A Bordeaux, dans le quartier de Bacalan, un nouveau cluster a été détecté en mai, les pharmacies ont été réquisitionnées pour accélérer la vaccination et tester les riverains. L'officine de Béatrice Barrières s'est ainsi retrouvée au cœur de la tempête. "On nous a livré 20 flacons de Moderna, qu'on doit partager avec les médecins libéraux du quartier ! Quand il y a urgence, ça semble aller plus vite..." regrette-t-elle.

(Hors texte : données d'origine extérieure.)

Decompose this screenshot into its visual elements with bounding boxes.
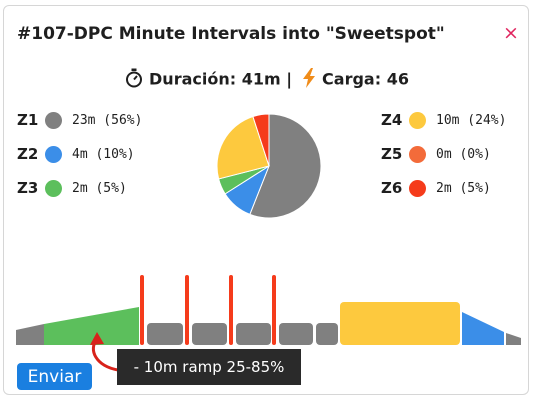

On sait toujours où nous trouver pour faire des missions rapides et périlleuses, mais quand on signale nos besoins en vaccin, on est les derniers de la chaîne et on ne nous répond pas."

Béatrice Barrières

à franceinfo

Contactée par franceinfo, la Fédération des syndicats pharmaceutiques de France (FSPF) affirme qu'aucun pharmacien n'a pu commander de vaccin Moderna en prévision des rendez-vous à partir du 7 juin. "Le ministère de la Santé nous dit qu'il n'y a pas assez de doses disponibles, confirme Philippe Besset, président de la FSPF. C'est ridicule, toute la campagne de vaccination contre la Covid-19 est désorganisée et ça devient ingérable pour les professionnels de santé." Sollicité, le ministère de la Santé précise que les premières commandes passées ont été très importantes et que le portail a été suspendu pour répondre "aux besoins déjà exprimés". "Il ouvrira de nouveau la semaine prochaine", affirme-t-on à franceinfo.

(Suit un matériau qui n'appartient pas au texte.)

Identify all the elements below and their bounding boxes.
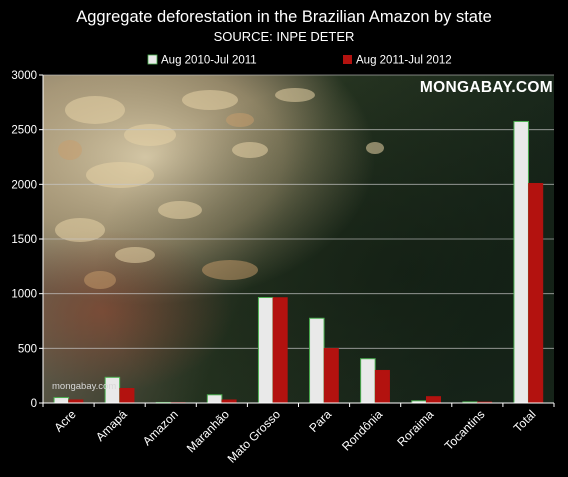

Face au nouveau retard de livraison du vaccin Moderna qu'il a pu constater en voulant passer commande, Wilfried Waultier a lancé un cri d'alerte sur Twitter, en interpellant directement le président de la République et le ministre de la Santé pour exprimer son découragement : "Je crois que je vais jeter l’éponge."

"Je n'ai pas envie d'arrêter, mais c'est trop compliqué et décourageant de devoir tout gérer. On en parle tous les jours avec le médecin du quartier, leur secrétaire s'arrache les cheveux à force d'annuler et de programmer les rendez-vous, décrit-il. On veut bien contribuer à l'effort, mais il faut qu'on nous en donne les moyens. Je n'en peux plus des problèmes logistiques..."

"On ne devrait pas nous délaisser"

A la colère des pharmaciens et des médecins généralistes s'ajoute celle des infirmiers libéraux, qui ne sont toujours pas autorisés à accéder au vaccin Moderna. "C'est déplorable, ça fait partie d'une urgence sanitaire, on pourrait contribuer à accélérer la machine. On va au domicile des personnes qui ont souvent peur de se déplacer", regrette ainsi Carole Lamotte, membre de la Fédération nationale des infirmiers.

Dans le village de Coupiac (Aveyron), en plein désert médical, en observant les retards de livraisons des vaccins, les habitués de la pharmacie de Marie-Hélène Delon ont préféré se tourner petit à petit vers le vaccin de Janssen, qui ne nécessite qu'une seule dose.

"Désormais, on commence à être approvisionné sans trop de problème, et les patients le préfèrent pour éviter de rencontrer des difficultés à trouver une deuxième dose."

Marie-Hélène Delon

à franceinfo

Près de sa pharmacie, située à Bordeaux, Catherine Hourtiguet observe l'affluence dans un centre de vaccination. "Ils ne manquent pas de doses parce que le gouvernement leur donne la priorité pour la vaccination et c'est très bien, juge-t-elle. Mais les pharmaciens sont la clé pour atteindre les derniers réfractaires, parce que ce sont nos clients et ils nous font confiance. On ne devrait pas nous délaisser."